Somos o estado mais envelhecido do país. E não vamos “parar de envelhecer”, ao contrário. Este é um tipo de equipamento que precisamos construir em nossos municípios. Eu não gosto, mas acho necessário ser aquela pessoa chata que anuncia a tormenta: o nosso futuro é cada vez mais velho e com velhos cada vez mais vulneráveis. Quais gestores públicos irão trabalhar, finalmente, nesse sentido?
Números finais
Após 92 dias de existência, dia 30 de agosto, entregaremos o prédio vazio ao seu proprietário que generosamente nos emprestou, e ainda estamos realizando levantamento de muitos números e resultados deste período, mas já temos alguns preliminares que compartilho abaixo:
- Acolhemos 61 pessoas ao todo. Destes, com a ajuda de voluntários, doadores, madrinhas e padrinhos, 42 foram encaminhados para suas casas ou de familiares, com mobília, TV, geladeira, fogão, utensílios de cozinha, conjuntos de cama, mesa, banho, roupas, itens de higiene, limpeza, cestas básicas e, quando necessário, camas hospitalares, andadores, cadeiras de roda e de banho. Dez foram encaminhados para Instituições de Longa Permanência para Idosos – ILPI e cinco para Centro Humanitários de Atendimento – CHA, dois estão em hospitais, todos também com “kits boa sorte” específicos. Dois faleceram por conta de comorbidades já existentes.

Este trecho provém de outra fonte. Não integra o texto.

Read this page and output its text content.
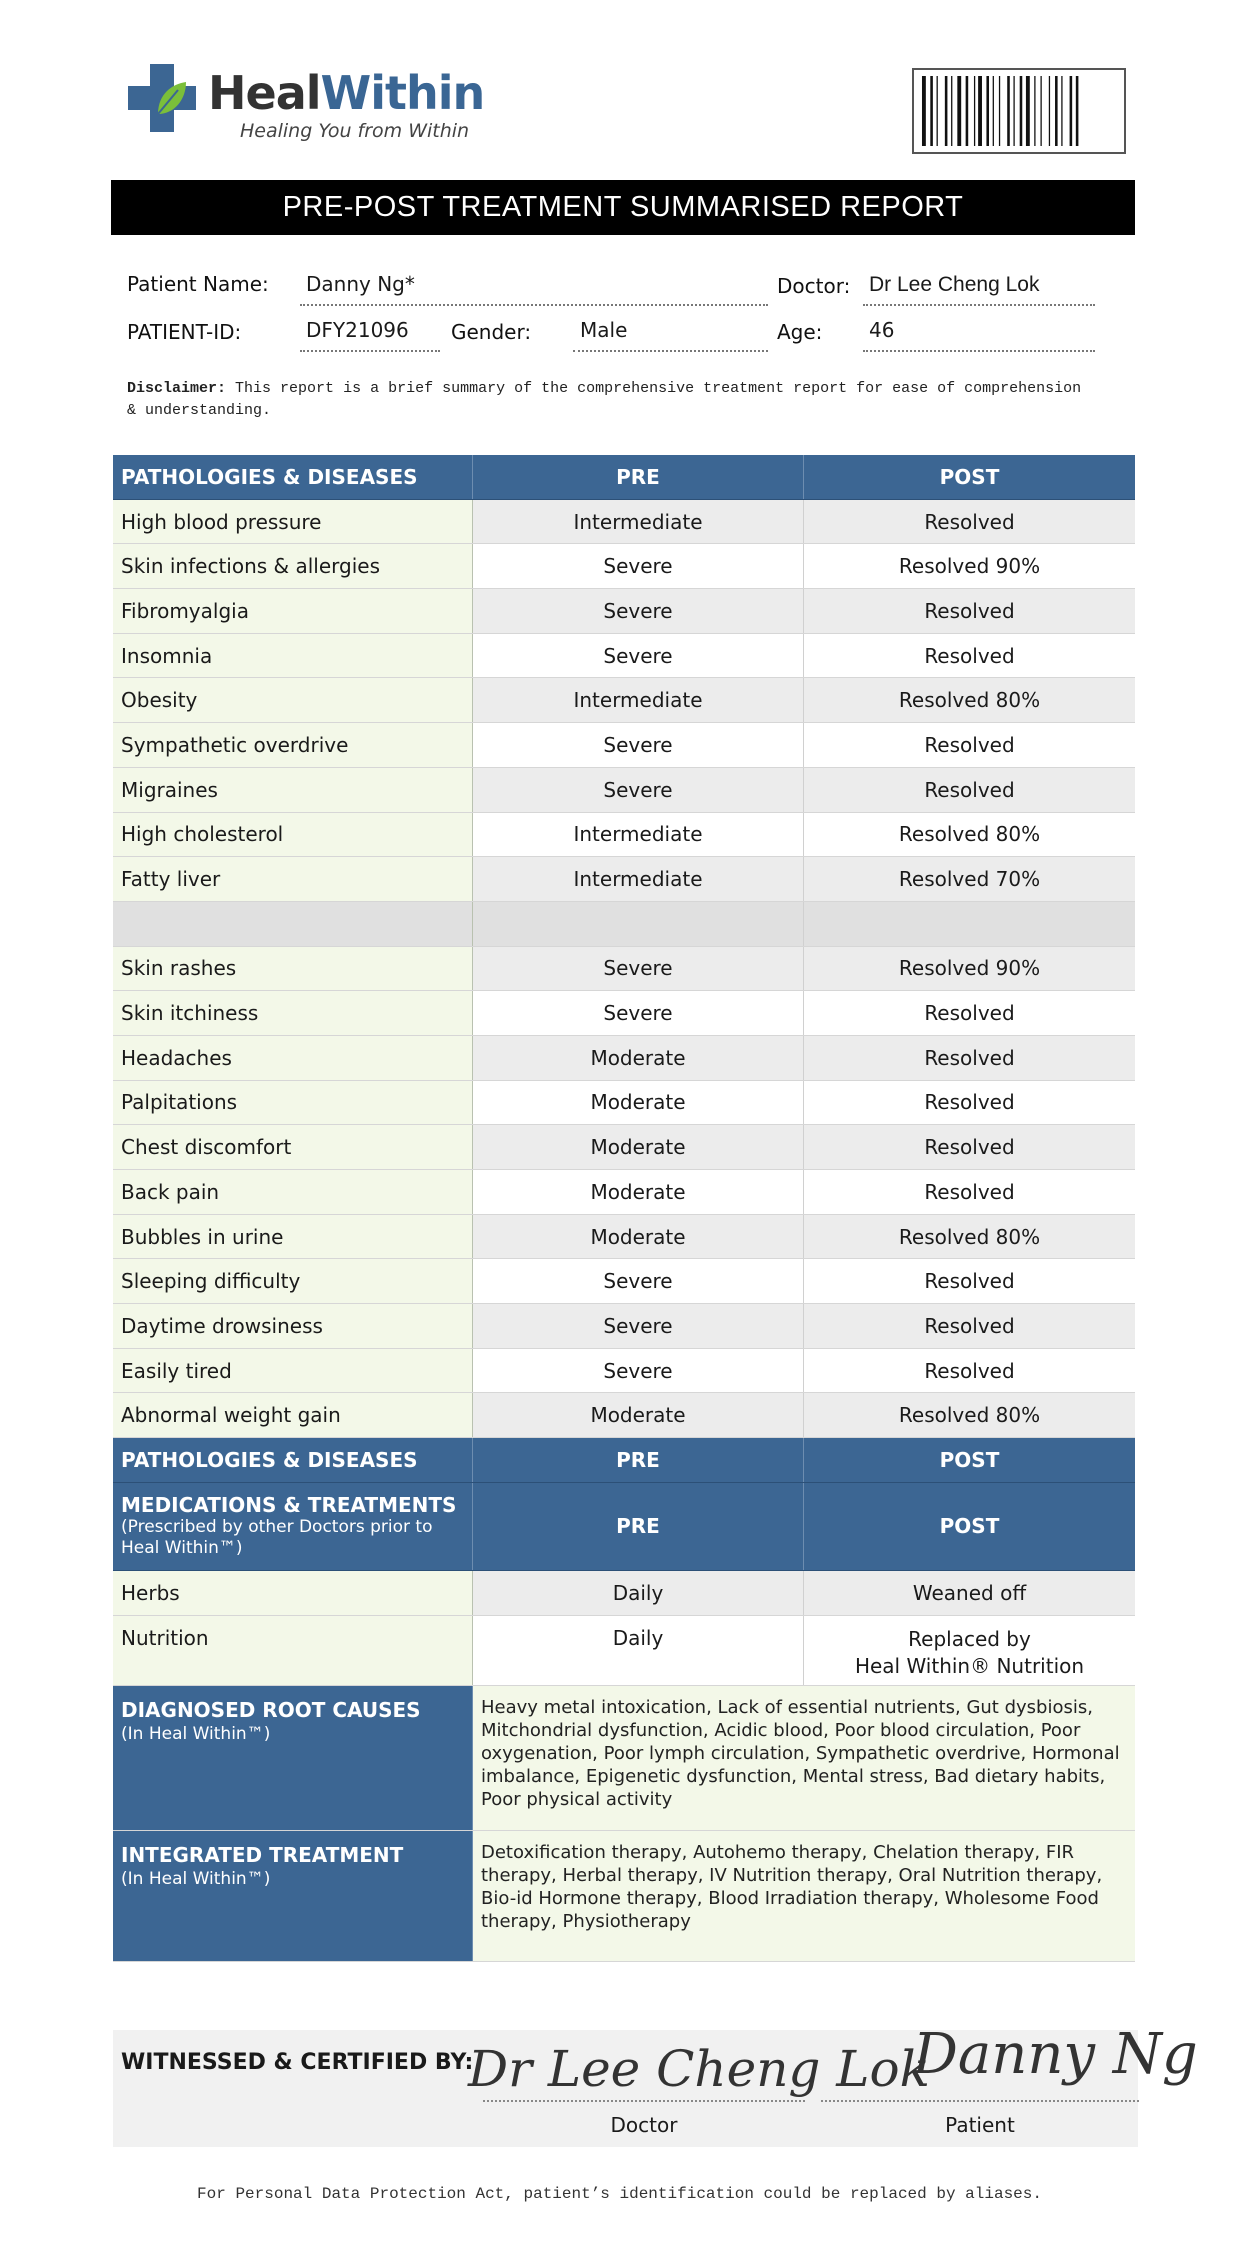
HealWithin
Healing You from Within
PRE-POST TREATMENT SUMMARISED REPORT
Patient Name: Danny Ng*	Doctor: Dr Lee Cheng Lok
PATIENT-ID:	DFY21096 Gender: Male	Age: 46
Disclaimer: This report is a brief summary of the comprehensive treatment report for ease of comprehension & understanding.
PATHOLOGIES & DISEASES	PRE	POST
High blood pressure	Intermediate	Resolved
Skin infections & allergies	Severe	Resolved 90%
Fibromyalgia	Severe	Resolved
Insomnia	Severe	Resolved
Obesity	Intermediate	Resolved 80%
Sympathetic overdrive	Severe	Resolved
Migraines	Severe	Resolved
High cholesterol	Intermediate	Resolved 80%
Fatty liver	Intermediate	Resolved 70%
Skin rashes	Severe	Resolved 90%
Skin itchiness	Severe	Resolved
Headaches	Moderate	Resolved
Palpitations	Moderate	Resolved
Chest discomfort	Moderate	Resolved
Back pain	Moderate	Resolved
Bubbles in urine	Moderate	Resolved 80%
Sleeping difficulty	Severe	Resolved
Daytime drowsiness	Severe	Resolved
Easily tired	Severe	Resolved
Abnormal weight gain	Moderate	Resolved 80%
PATHOLOGIES & DISEASES	PRE	POST
MEDICATIONS & TREATMENTS
(Prescribed by other Doctors prior to Heal Within™)
PRE	POST
Herbs	Daily	Weaned off
Nutrition	Daily	Replaced by
Heal Within® Nutrition
DIAGNOSED ROOT CAUSES
(In Heal Within™)
Heavy metal intoxication, Lack of essential nutrients, Gut dysbiosis, Mitchondrial dysfunction, Acidic blood, Poor blood circulation, Poor oxygenation, Poor lymph circulation, Sympathetic overdrive, Hormonal imbalance, Epigenetic dysfunction, Mental stress, Bad dietary habits, Poor physical activity
INTEGRATED TREATMENT
(In Heal Within™)
Detoxification therapy, Autohemo therapy, Chelation therapy, FIR therapy, Herbal therapy, IV Nutrition therapy, Oral Nutrition therapy, Bio-id Hormone therapy, Blood Irradiation therapy, Wholesome Food therapy, Physiotherapy
WITNESSED & CERTIFIED BY:
Dr Lee Cheng Lok
Danny Ng
Doctor	Patient
For Personal Data Protection Act, patient’s identification could be replaced by aliases.
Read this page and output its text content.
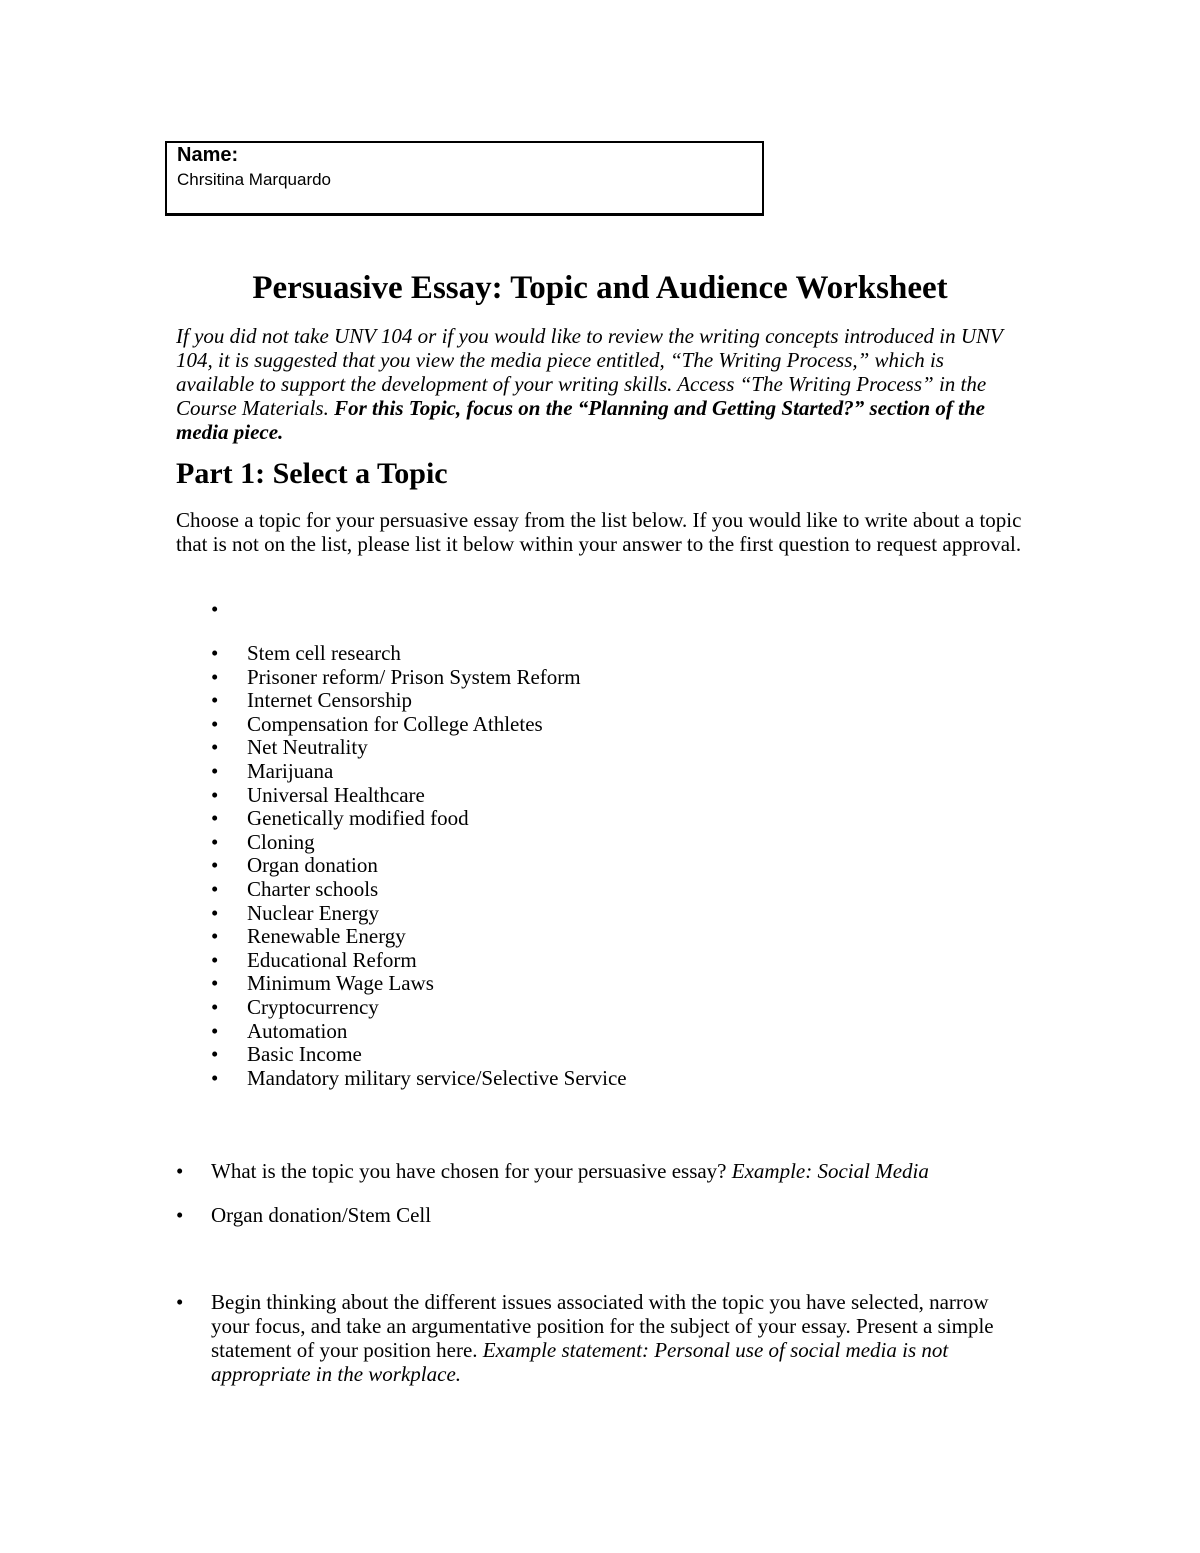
Name:
Chrsitina Marquardo
Persuasive Essay: Topic and Audience Worksheet
If you did not take UNV 104 or if you would like to review the writing concepts introduced in UNV 104, it is suggested that you view the media piece entitled, “The Writing Process,” which is available to support the development of your writing skills. Access “The Writing Process” in the Course Materials. For this Topic, focus on the “Planning and Getting Started?” section of the media piece.
Part 1: Select a Topic
Choose a topic for your persuasive essay from the list below. If you would like to write about a topic that is not on the list, please list it below within your answer to the first question to request approval.
•
• Stem cell research
• Prisoner reform/ Prison System Reform
• Internet Censorship
• Compensation for College Athletes
• Net Neutrality
• Marijuana
• Universal Healthcare
• Genetically modified food
• Cloning
• Organ donation
• Charter schools
• Nuclear Energy
• Renewable Energy
• Educational Reform
• Minimum Wage Laws
• Cryptocurrency
• Automation
• Basic Income
• Mandatory military service/Selective Service
• What is the topic you have chosen for your persuasive essay? Example: Social Media
• Organ donation/Stem Cell
• Begin thinking about the different issues associated with the topic you have selected, narrow your focus, and take an argumentative position for the subject of your essay. Present a simple statement of your position here. Example statement: Personal use of social media is not appropriate in the workplace.
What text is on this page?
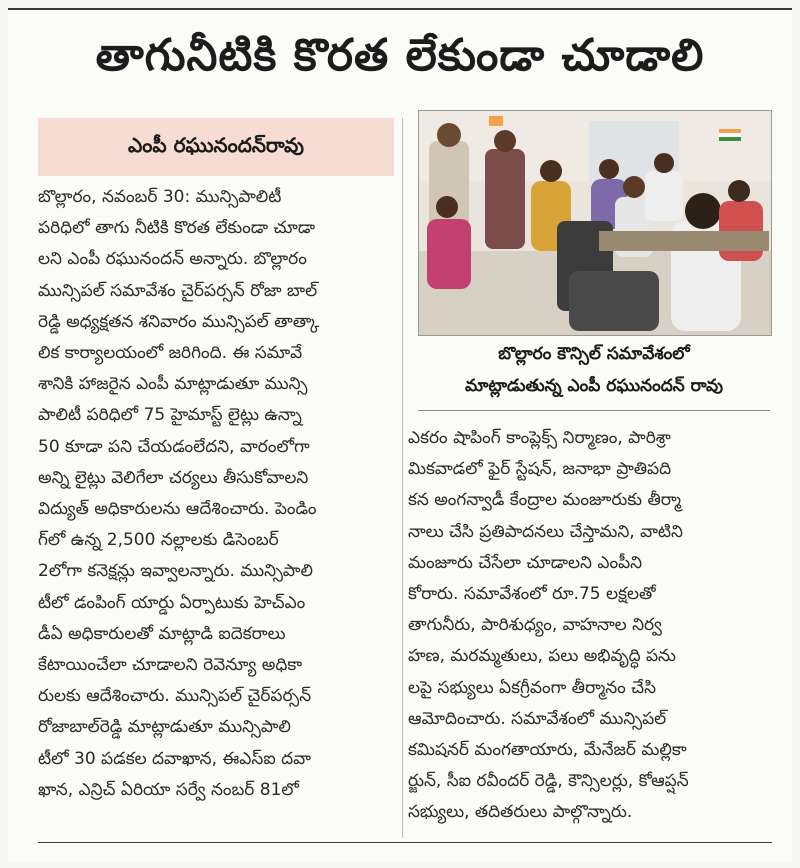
తాగునీటికి కొరత లేకుండా చూడాలి
ఎంపీ రఘునందన్‌రావు
బొల్లారం కౌన్సిల్ సమావేశంలో
మాట్లాడుతున్న ఎంపీ రఘునందన్ రావు
బొల్లారం, నవంబర్ 30: మున్సిపాలిటీ
పరిధిలో తాగు నీటికి కొరత లేకుండా చూడా
లని ఎంపీ రఘునందన్ అన్నారు. బొల్లారం
మున్సిపల్ సమావేశం చైర్‌పర్సన్ రోజా బాల్
రెడ్డి అధ్యక్షతన శనివారం మున్సిపల్ తాత్కా
లిక కార్యాలయంలో జరిగింది. ఈ సమావే
శానికి హాజరైన ఎంపీ మాట్లాడుతూ మున్సి
పాలిటీ పరిధిలో 75 హైమాస్ట్ లైట్లు ఉన్నా
50 కూడా పని చేయడంలేదని, వారంలోగా
అన్ని లైట్లు వెలిగేలా చర్యలు తీసుకోవాలని
విద్యుత్ అధికారులను ఆదేశించారు. పెండిం
గ్‌లో ఉన్న 2,500 నల్లాలకు డిసెంబర్
2లోగా కనెక్షన్లు ఇవ్వాలన్నారు. మున్సిపాలి
టీలో డంపింగ్ యార్డు ఏర్పాటుకు హెచ్‌ఎం
డీఏ అధికారులతో మాట్లాడి ఐదెకరాలు
కేటాయించేలా చూడాలని రెవెన్యూ అధికా
రులకు ఆదేశించారు. మున్సిపల్ చైర్‌పర్సన్
రోజాబాల్‌రెడ్డి మాట్లాడుతూ మున్సిపాలి
టీలో 30 పడకల దవాఖాన, ఈఎస్‌ఐ దవా
ఖాన, ఎన్రిచ్ ఏరియా సర్వే నంబర్ 81లో
ఎకరం షాపింగ్ కాంప్లెక్స్ నిర్మాణం, పారిశ్రా
మికవాడలో ఫైర్ స్టేషన్, జనాభా ప్రాతిపది
కన అంగన్వాడీ కేంద్రాల మంజూరుకు తీర్మా
నాలు చేసి ప్రతిపాదనలు చేస్తామని, వాటిని
మంజూరు చేసేలా చూడాలని ఎంపీని
కోరారు. సమావేశంలో రూ.75 లక్షలతో
తాగునీరు, పారిశుధ్యం, వాహనాల నిర్వ
హణ, మరమ్మతులు, పలు అభివృద్ధి పను
లపై సభ్యులు ఏకగ్రీవంగా తీర్మానం చేసి
ఆమోదించారు. సమావేశంలో మున్సిపల్
కమిషనర్ మంగతాయారు, మేనేజర్ మల్లికా
ర్జున్, సీఐ రవీందర్ రెడ్డి, కౌన్సిలర్లు, కోఆప్షన్
సభ్యులు, తదితరులు పాల్గొన్నారు.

- Na estrutura do prédio de quatro andares, com elevador, utilizamos 40 camas hospitalares, oferecidas pela Fundação Asilo Padre Cacique, com colchões doados pelo Colégio Farroupilha.
- Ao longo dos três meses, contamos com o trabalho de 250 voluntários, em 2.020 horas de voluntariado ao todo.
- Captamos em doações de pessoas físicas e jurídicas de R$ 156.019,94 reais em dinheiro utilizados para pagamento de equipe de saúde, equipe de limpeza, vigilância, aquisição de medicamentos, transporte de abrigados, voluntários e fretes.
- Utilizamos:
- 4.600 fraldas.
- 10.800 marmitas.
- 1,9 toneladas de roupas lavadas no Hospital Vila Nova, um dos nossos parceiros.
Do orgulho
Desde o nosso nascimento, norteamos nosso serviço humanitário pelos princípios do cuidado, do respeito à pessoa idosa, seu protagonismo e autonomia, garantindo seus direitos à saúde física, mental, social e espiritual e é com o orgulho desse dever cumprido que com alegria e agora, já com a dor da saudade, olho as salas vazias, sem gente e sem móveis, em absoluto silêncio. Agradeço a tudo o que contribui para este feito, a cada pessoa com quem me relacionei, cada minuto que passei, as muitas lágrimas que derramei dos mais variados tipos de emoção. Essa experiência transformou a minha vida.